ESB's €22bn strategy aims to cut emissions, develop renewables and expand its overseas operations, writes BARRY O'HALLORAN.
FIVE-YEAR plans are not really the thing in the energy industry. The nature of the business, which needs big investments in big projects, means that the sector plans for decades rather than years.
So in that context, the ESB's new strategy, which will cost it €22 billion over a 15-year time span, looks like the State electricity supplier plans to move very quickly indeed.
Its chief executive, Padraig McManus, says that it is "an aggressive plan", but he argues that the ESB has always responded rapidly to changing market demands. Competition and global warming may be new issues, but this is no different.
The strategy is built around key elements, cutting greenhouse gas emissions, increasing the contribution of renewable energy, redeveloping the company's network, and looking to the international market for expansion.
The last element should come as no surprise. Regulations bar it from getting any bigger in the Republic. But its immediate international strategy is based around developments in Ireland. Under an EU plan, the Irish and British markets will be one by 2020. At least two large capacity power lines - interconnectors - linking the two islands will facilitate this.
"What we want to do is to have generating capacity at both sides of those interconnectors," McManus says. As they will allow power to flow in both directions, some of the electricity that the ESB produces in Britain could end up in Ireland.
However, its expansion is not geared at selling power into the Irish market. McManus sees Britain as a natural starting point. Through ESB International (ESBI), the company co-owns a power plant in Corby in the east midlands. In partnership with Scottish and Southern Energy (SSE) it is building a generating station in Southampton.
From Britain, McManus says that the ESB will move into the rest of Europe. It's already there to a certain extent as it has one project in Bilbao in Spain, and is working on getting permits for a second in Asturias. It is setting €4 billion aside for its international ventures. ESBI, which runs these and which has contracts as far away as the Middle East, will be in the driving seat.
Gas-fired plants will loom large in its international portfolio, but at home, the ESB will go down the renewable route. In fact, McManus says that the €400 million plant it is building in Aghada in Cork harbour, could be the last conventional power station that the company will build in Ireland.
By 2020, the ESB intends that one-third of all its electricity will come from renewable sources. That will be mainly made up of wind, backed up by open-cycle gas plants which will kick in when the wind is not blowing.
Overall, it is planning to install 1,400 megawatts (MW) of wind power, which it predicts will cost it €4 billion. It will spend €6.5 billion on facilitating renewable power, some of this will be spent on the networks, some will go on metering and other structures designed to facilitate this. The company intends spending a total of €11 billion on its networks. This will underpin its own renewable commitment, but will also aid competitors, as the investment will allow the Irish system to carry a total of 6,000 MW - just over current peak demand in the Republic - in wind power.
All this effort is in the name of eliminating greenhouse gas emissions.
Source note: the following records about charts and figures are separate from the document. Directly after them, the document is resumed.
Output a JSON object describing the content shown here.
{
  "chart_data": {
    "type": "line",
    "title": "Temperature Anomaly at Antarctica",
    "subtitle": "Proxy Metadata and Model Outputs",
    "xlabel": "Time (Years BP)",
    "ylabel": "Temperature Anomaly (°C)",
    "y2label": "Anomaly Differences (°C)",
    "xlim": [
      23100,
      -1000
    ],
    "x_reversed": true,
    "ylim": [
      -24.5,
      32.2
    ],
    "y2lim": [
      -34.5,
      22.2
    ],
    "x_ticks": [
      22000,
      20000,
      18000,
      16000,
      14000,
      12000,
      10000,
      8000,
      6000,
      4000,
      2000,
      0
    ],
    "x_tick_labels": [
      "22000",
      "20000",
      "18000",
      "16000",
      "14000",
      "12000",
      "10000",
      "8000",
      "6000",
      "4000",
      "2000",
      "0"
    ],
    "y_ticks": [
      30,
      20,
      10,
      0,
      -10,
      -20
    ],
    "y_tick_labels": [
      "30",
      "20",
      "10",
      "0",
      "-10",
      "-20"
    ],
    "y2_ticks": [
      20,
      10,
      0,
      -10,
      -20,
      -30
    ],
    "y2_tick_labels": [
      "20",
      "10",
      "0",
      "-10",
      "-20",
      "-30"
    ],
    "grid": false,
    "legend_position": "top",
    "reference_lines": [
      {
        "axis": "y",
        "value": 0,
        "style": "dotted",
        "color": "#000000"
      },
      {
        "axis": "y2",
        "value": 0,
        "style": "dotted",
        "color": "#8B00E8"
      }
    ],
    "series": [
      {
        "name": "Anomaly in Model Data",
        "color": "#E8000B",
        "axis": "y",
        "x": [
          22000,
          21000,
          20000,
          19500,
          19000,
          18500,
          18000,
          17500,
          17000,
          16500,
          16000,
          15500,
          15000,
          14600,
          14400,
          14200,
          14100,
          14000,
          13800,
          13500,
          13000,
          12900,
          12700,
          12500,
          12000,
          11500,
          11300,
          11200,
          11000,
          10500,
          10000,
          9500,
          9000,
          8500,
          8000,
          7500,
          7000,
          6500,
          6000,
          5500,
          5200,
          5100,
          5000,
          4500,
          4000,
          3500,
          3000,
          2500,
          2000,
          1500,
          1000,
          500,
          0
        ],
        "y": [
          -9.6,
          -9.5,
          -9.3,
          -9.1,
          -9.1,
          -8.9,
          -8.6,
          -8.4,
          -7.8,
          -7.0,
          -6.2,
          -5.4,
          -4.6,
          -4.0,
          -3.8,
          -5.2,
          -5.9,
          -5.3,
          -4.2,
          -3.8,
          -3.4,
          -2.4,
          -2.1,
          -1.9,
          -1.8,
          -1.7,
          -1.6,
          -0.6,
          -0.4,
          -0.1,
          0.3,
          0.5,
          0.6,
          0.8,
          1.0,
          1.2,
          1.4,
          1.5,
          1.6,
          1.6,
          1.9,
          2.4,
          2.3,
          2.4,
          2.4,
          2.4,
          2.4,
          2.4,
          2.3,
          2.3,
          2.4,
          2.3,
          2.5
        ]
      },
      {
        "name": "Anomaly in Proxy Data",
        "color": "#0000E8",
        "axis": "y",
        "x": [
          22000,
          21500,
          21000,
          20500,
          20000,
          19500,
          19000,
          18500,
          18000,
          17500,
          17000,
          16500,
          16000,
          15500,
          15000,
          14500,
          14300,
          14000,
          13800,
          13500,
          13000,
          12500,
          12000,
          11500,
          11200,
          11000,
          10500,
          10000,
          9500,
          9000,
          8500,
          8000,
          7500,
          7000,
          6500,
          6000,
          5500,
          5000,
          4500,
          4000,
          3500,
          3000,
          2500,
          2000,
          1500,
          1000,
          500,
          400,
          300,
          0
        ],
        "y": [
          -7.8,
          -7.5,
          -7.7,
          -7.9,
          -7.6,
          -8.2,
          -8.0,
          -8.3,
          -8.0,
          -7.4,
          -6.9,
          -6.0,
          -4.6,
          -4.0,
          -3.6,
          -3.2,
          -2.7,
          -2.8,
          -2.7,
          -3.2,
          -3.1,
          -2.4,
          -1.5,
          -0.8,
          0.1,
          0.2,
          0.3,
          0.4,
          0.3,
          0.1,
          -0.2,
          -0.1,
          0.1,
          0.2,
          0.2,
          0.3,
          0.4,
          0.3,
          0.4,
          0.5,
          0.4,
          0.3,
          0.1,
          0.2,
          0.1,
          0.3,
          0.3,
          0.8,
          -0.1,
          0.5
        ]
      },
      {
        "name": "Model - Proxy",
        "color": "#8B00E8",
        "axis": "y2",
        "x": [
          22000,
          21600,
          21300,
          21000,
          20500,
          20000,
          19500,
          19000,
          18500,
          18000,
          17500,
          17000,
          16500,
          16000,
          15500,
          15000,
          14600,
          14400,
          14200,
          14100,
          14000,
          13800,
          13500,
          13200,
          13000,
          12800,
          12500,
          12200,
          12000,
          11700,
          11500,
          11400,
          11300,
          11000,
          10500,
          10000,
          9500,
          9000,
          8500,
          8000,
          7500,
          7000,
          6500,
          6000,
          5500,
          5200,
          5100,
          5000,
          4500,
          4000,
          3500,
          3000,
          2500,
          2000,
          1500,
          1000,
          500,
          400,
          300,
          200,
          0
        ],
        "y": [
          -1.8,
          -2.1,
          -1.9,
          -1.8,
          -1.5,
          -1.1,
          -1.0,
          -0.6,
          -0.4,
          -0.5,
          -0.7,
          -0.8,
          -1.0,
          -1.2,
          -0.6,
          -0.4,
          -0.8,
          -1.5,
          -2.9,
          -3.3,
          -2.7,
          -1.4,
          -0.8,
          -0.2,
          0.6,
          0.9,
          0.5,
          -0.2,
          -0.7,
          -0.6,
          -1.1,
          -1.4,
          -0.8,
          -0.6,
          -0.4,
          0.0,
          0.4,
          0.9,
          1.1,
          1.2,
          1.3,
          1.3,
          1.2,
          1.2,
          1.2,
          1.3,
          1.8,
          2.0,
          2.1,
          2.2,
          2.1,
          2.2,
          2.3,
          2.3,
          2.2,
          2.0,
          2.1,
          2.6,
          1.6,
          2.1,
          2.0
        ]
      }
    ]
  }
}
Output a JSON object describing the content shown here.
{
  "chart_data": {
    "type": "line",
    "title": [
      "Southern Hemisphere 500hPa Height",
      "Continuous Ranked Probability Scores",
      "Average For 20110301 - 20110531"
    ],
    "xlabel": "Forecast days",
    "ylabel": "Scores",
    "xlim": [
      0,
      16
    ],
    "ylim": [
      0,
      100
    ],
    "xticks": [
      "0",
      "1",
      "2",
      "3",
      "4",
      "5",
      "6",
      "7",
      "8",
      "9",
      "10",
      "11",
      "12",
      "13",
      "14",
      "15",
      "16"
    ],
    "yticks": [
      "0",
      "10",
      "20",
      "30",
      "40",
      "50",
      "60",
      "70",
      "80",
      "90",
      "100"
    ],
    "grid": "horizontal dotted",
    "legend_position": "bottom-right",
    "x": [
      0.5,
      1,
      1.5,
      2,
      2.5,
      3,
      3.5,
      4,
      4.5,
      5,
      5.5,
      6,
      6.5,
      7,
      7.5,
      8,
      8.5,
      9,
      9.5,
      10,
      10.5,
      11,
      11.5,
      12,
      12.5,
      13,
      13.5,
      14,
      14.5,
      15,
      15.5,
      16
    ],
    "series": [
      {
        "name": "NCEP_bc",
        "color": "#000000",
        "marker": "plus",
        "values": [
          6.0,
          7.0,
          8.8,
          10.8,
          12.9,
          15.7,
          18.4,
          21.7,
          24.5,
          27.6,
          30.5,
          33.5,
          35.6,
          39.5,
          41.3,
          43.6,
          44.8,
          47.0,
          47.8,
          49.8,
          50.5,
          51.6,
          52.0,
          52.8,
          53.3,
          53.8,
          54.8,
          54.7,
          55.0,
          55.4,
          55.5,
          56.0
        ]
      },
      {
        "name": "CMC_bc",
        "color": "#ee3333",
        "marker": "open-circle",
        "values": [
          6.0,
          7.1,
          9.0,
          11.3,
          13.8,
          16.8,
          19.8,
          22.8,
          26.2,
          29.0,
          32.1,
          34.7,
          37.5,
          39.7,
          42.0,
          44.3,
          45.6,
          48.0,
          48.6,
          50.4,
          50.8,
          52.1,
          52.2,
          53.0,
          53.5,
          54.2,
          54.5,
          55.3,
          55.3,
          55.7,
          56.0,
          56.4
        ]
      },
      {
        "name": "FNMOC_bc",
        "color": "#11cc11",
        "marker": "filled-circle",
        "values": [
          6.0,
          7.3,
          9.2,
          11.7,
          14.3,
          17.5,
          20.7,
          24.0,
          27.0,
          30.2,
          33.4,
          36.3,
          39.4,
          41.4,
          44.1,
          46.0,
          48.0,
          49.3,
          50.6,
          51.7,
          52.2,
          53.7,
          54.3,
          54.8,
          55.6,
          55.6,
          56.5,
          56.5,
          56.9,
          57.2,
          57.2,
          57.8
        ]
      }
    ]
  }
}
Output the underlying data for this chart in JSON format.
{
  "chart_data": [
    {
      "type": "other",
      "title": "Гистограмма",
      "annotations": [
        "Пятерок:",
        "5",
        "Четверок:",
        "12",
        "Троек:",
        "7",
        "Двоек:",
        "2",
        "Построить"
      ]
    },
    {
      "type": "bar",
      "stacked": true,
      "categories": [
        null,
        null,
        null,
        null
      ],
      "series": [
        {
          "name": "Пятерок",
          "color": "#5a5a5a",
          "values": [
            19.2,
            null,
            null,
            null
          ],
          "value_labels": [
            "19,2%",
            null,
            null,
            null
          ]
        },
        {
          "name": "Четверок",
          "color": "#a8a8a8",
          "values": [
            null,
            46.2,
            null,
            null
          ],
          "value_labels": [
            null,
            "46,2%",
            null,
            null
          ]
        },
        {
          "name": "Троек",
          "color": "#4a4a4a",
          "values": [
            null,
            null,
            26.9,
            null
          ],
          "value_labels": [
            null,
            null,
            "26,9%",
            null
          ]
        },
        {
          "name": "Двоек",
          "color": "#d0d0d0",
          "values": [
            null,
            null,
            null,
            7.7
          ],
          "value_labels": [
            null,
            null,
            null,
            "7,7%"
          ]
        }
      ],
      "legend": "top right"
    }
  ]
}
The ESB produces 15 million tonnes of carbon. McManus says its aims to cut this to "net zero" by 2035. This does not mean it will cut it out altogether.
He estimates that it will still produce around two million tonnes, which it will have to "offset" by trading carbon permits on the international market.
Getting to this stage will be no small task. "If we were to continue on a normal growth pattern, we'd be looking at producing up to 30 million tonnes by 2035," McManus says.
Under the deadlines that it has set out for itself, the ESB will have cut 30 per cent of its emissions by 2012, and half by 2020. "Everybody accepts that climate change is a reality and that we have to do something about it," McManus says.
He adds that carbon emissions are central to tackling the problem and points out that if utilities fail to do something, they will get "hammered" as regulations and financial penalties get tougher.
Wave and tidal power will also play a role. However, they are infant technologies. The ESB has installed the first system in the world for producing tide-generated electricity on a commercial basis in Strangford Lough. It's early days, but McManus believes that the technology will advance. He points out that wind power developed very quickly once it got momentum. Individual offshore turbines now produce up to 5MW, 10 times the power that the original units could generate.
As always, the ESB will pay for this by combining its own resources with borrowing. Its debt stands at €2.5 billion, some of it owed to international banks. This will increase by about 10 per cent a year.
The ESB is worth about €6 billion, but it could lose its national grid to another State agency, Eirgrid, in the future.
McManus agrees that this would have ramifications for its ability to borrow cheaply.